8. En zij zijn haast afgeweken van den weg dien Ik hun geboden had, zij hebben zich een gegoten kalf gemaakt, en zij hebben zich voor hetzelve gebogen en hebben het offerande gedaan en gezegd: Dit zijn uw goden, Israël, die u uit Egypteland opgevoerd hebben.
9. Verder zeide de HEERE tot Mozes: Ik heb dit volk gezien, en zie, het is een hardnekkig volk.
10. En nu, laat Mij toe dat Mijn toorn tegen hen ontsteke en hen vertere; zo zal Ik u tot een groot volk maken.
11. Doch Mozes aanbad het aangezicht des HEEREN zijns Gods, en hij zeide: O HEERE, waarom zou Uw toorn ontsteken tegen Uw volk, hetwelk Gij met grote kracht en met een sterke hand uit Egypteland uitgevoerd hebt?
12. Waarom zouden de Egyptenaars spreken, zeggende: In kwaadheid heeft Hij hen uitgevoerd, opdat Hij hen doodde op de bergen en opdat Hij hen vernielde van den aardbodem?
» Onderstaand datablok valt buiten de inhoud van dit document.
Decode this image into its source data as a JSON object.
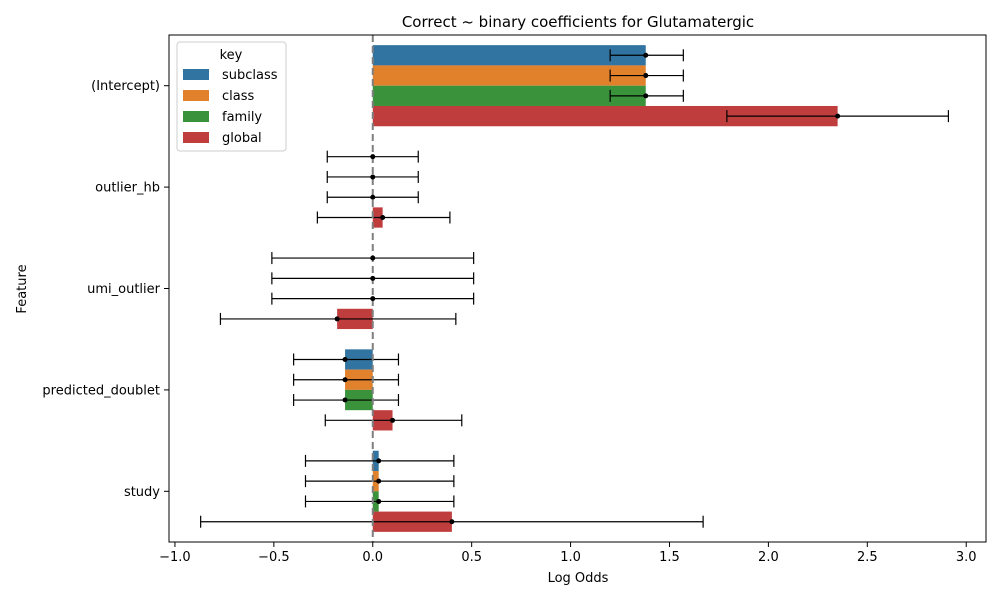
{
  "chart_data": {
    "type": "bar",
    "orientation": "horizontal",
    "title": "Correct ~ binary coefficients for Glutamatergic",
    "xlabel": "Log Odds",
    "ylabel": "Feature",
    "xlim": [
      -1.03,
      3.1
    ],
    "xticks": [
      -1.0,
      -0.5,
      0.0,
      0.5,
      1.0,
      1.5,
      2.0,
      2.5,
      3.0
    ],
    "xtick_labels": [
      "−1.0",
      "−0.5",
      "0.0",
      "0.5",
      "1.0",
      "1.5",
      "2.0",
      "2.5",
      "3.0"
    ],
    "reference_line": 0,
    "categories": [
      "(Intercept)",
      "outlier_hb",
      "umi_outlier",
      "predicted_doublet",
      "study"
    ],
    "legend": {
      "title": "key",
      "position": "upper-left"
    },
    "series": [
      {
        "name": "subclass",
        "color": "#3274a1",
        "values": [
          1.38,
          0.0,
          0.0,
          -0.14,
          0.03
        ],
        "ci_low": [
          1.2,
          -0.23,
          -0.51,
          -0.4,
          -0.34
        ],
        "ci_high": [
          1.57,
          0.23,
          0.51,
          0.13,
          0.41
        ]
      },
      {
        "name": "class",
        "color": "#e1812c",
        "values": [
          1.38,
          0.0,
          0.0,
          -0.14,
          0.03
        ],
        "ci_low": [
          1.2,
          -0.23,
          -0.51,
          -0.4,
          -0.34
        ],
        "ci_high": [
          1.57,
          0.23,
          0.51,
          0.13,
          0.41
        ]
      },
      {
        "name": "family",
        "color": "#3a923a",
        "values": [
          1.38,
          0.0,
          0.0,
          -0.14,
          0.03
        ],
        "ci_low": [
          1.2,
          -0.23,
          -0.51,
          -0.4,
          -0.34
        ],
        "ci_high": [
          1.57,
          0.23,
          0.51,
          0.13,
          0.41
        ]
      },
      {
        "name": "global",
        "color": "#c03d3e",
        "values": [
          2.35,
          0.05,
          -0.18,
          0.1,
          0.4
        ],
        "ci_low": [
          1.79,
          -0.28,
          -0.77,
          -0.24,
          -0.87
        ],
        "ci_high": [
          2.91,
          0.39,
          0.42,
          0.45,
          1.67
        ]
      }
    ]
  }
}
Keer af van de hittigheid Uws toorns en laat het U over het kwaad Uws volks berouwen.
13. Gedenk aan Abraham, aan Izak en aan Israël, Uw knechten, denwelken Gij bij Uzelven gezworen hebt, en hebt tot hen gesproken: Ik zal ulieder zaad vermenigvuldigen als de sterren des hemels; en dit gehele land, waarvan Ik gezegd heb, zal Ik ulieder zaad geven, dat zij het erfelijk bezitten in eeuwigheid.
14. Toen berouwde het den HEERE over het kwaad hetwelk Hij gesproken had Zijn volk te zullen doen.